States that saw the greatest number of REOs in July 2022, included: Illinois (359 REOs); Pennsylvania (185 REOs); Ohio (184 REOs); Michigan (182 REOs); and New York (167 REOs).
Those major metropolitan statistical areas (MSAs) with a population greater than 1 million that saw the greatest number of REOs in July 2022 included: Chicago, IL (270 REOs); New York, NY (90 REOs); Philadelphia, PA (89 REOs); Detroit, MI (82 REOs); and Birmingham, AL (66 REOs).
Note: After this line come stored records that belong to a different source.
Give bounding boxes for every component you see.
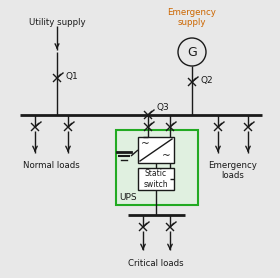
Text: UPS: UPS — [119, 193, 137, 202]
Text: Utility supply: Utility supply — [29, 18, 85, 27]
Text: G: G — [187, 46, 197, 58]
Bar — [138, 168, 174, 190]
Text: Emergency
supply: Emergency supply — [167, 8, 216, 28]
Text: Q1: Q1 — [65, 71, 78, 81]
Text: Static
switch: Static switch — [144, 169, 168, 189]
Text: Emergency
loads: Emergency loads — [209, 161, 257, 180]
Text: ~: ~ — [141, 139, 149, 149]
Text: ~: ~ — [162, 151, 170, 161]
Text: Normal loads: Normal loads — [23, 161, 79, 170]
Bar — [116, 130, 198, 205]
Text: Q3: Q3 — [156, 103, 169, 111]
Bar — [138, 137, 174, 163]
Text: Critical loads: Critical loads — [128, 259, 184, 268]
Text: Q2: Q2 — [200, 76, 213, 85]
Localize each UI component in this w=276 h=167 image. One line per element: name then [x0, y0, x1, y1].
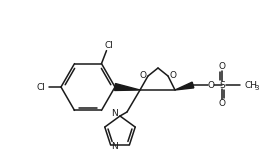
Text: Cl: Cl	[36, 82, 46, 92]
Text: 3: 3	[254, 85, 259, 91]
Text: O: O	[169, 70, 176, 79]
Text: O: O	[219, 61, 225, 70]
Polygon shape	[175, 82, 194, 90]
Text: O: O	[139, 70, 147, 79]
Text: N: N	[111, 142, 118, 151]
Text: S: S	[219, 80, 225, 90]
Text: CH: CH	[245, 80, 258, 90]
Text: Cl: Cl	[104, 41, 113, 50]
Text: N: N	[112, 110, 118, 119]
Polygon shape	[115, 84, 140, 91]
Text: O: O	[208, 80, 214, 90]
Text: O: O	[219, 100, 225, 109]
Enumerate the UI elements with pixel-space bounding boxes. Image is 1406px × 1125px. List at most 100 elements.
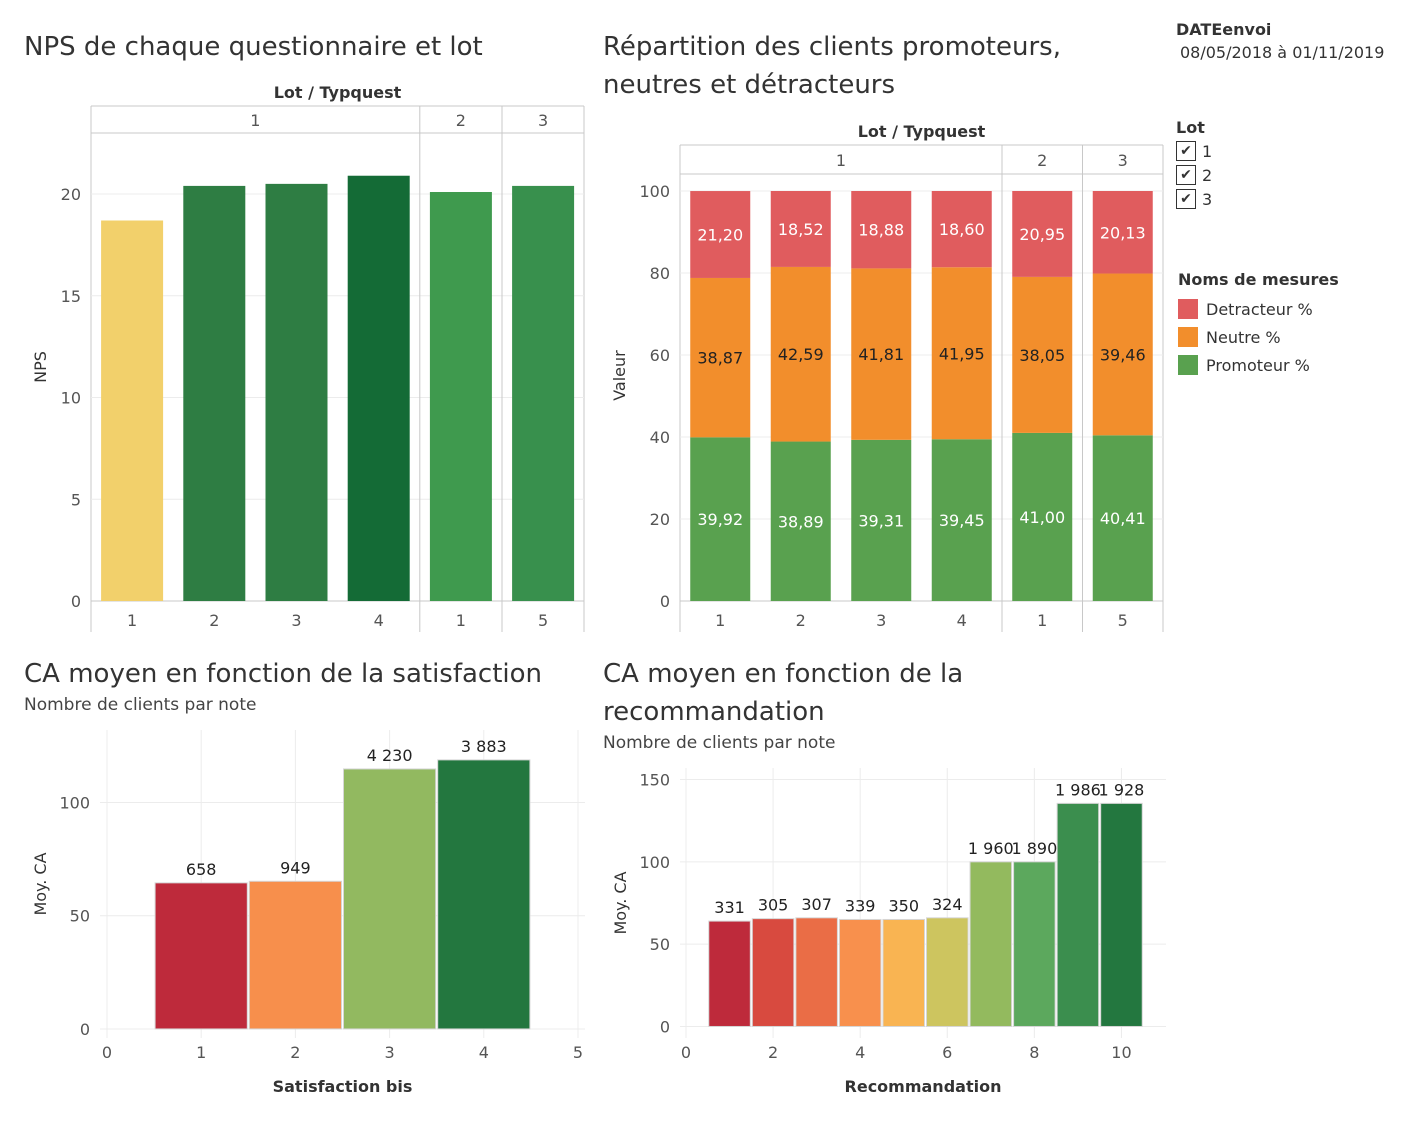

The ATTOM U.S. Foreclosure Market Report provides a count of the total number of properties with at least one foreclosure filing entered into the ATTOM Data Warehouse during the month and quarter. Some foreclosure filings entered into the database during the quarter may have been recorded in the previous quarter. Data is collected from more than 3,000 counties nationwide, and those counties account for more than 99 percent of the U.S. population. ATTOM’s report incorporates documents filed in all three phases of foreclosure: Default — Notice of Default (NOD) and Lis Pendens (LIS); Auction — Notice of Trustee Sale and Notice of Foreclosure Sale (NTS and NFS); and Real Estate Owned, or REO properties (that have been foreclosed on and repurchased by a bank). For the annual, midyear, and quarterly reports, if more than one type of foreclosure document is received for a property during the timeframe, only the most recent filing is counted in the report. The annual, midyear, quarterly, and monthly reports all check if the same type of document was filed against a property previously. If so, and if that previous filing occurred within the estimated foreclosure timeframe for the state where the property is located, the report does not count the property in the current year, quarter or month.